It’s easy to see that Web 2.0 is winding down. What isn’t clear is where the next wave will come from. The most likely place to watch for signs of another wave is the people who were displaced by the end of the current one. I’ve seen four technology waves since I got out of college in 1978, and one thing they all had in common is that they were founded by losers.
Web 2.0 was built by people who lost their jobs after the Dot Com crash. They were unemployed from 2001 on, and they kept active in tech by blogging. These skills and social contacts evolved into the social networking sites that dominated Web 2.0.
Before that the Dot Com companies were founded by two groups. In New England especially the network engineers who lost their jobs when DEC was sold founded the network infrastructure companies, and the software people who were locked out of the retail market by Microsoft’s monopoly started the websites. I was part of the later group.
The conversion of PCs from consumer tools into corporate LANs was carried out by independent PC consultants who lost their jobs in the late Eighties and went to work for their biggest corporate clients.
And in New England again the first microcomputer companies in the early Eighties were founded by refugees from the dying minicomputer companies.

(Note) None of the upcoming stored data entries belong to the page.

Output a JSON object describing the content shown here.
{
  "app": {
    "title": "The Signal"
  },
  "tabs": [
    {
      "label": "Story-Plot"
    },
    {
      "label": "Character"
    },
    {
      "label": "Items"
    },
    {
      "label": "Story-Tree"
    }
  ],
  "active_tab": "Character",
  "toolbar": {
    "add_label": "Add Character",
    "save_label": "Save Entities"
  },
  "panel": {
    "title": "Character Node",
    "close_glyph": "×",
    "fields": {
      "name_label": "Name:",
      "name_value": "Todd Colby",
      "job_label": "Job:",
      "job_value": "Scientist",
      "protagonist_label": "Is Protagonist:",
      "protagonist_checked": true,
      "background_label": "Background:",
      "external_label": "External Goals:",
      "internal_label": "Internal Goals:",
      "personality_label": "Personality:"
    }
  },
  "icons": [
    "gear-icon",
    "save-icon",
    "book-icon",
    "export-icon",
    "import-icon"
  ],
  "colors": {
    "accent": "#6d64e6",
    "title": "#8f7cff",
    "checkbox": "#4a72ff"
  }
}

Of course, there were always fresh college graduates who added new ideas to each wave, but the industry veterans who were unemployed or underemployed made up the majority of the labor force each time.
What does that tell us about the next cycle? I think that refugees from the startup culture of Web 2.0 are going to begin a search for a new business model. Near the start of Web 2.0 it was almost impossible to hire good coders, because they had been traumatized by seeing their Dot Com options die, and were convinced they could do a better job themselves with a self-funded startup. Very few Web 2.0 start-ups every realized that golden flip to Google. This is still a very talented group, so I’m going to watch what they do over the next couple of years very closely.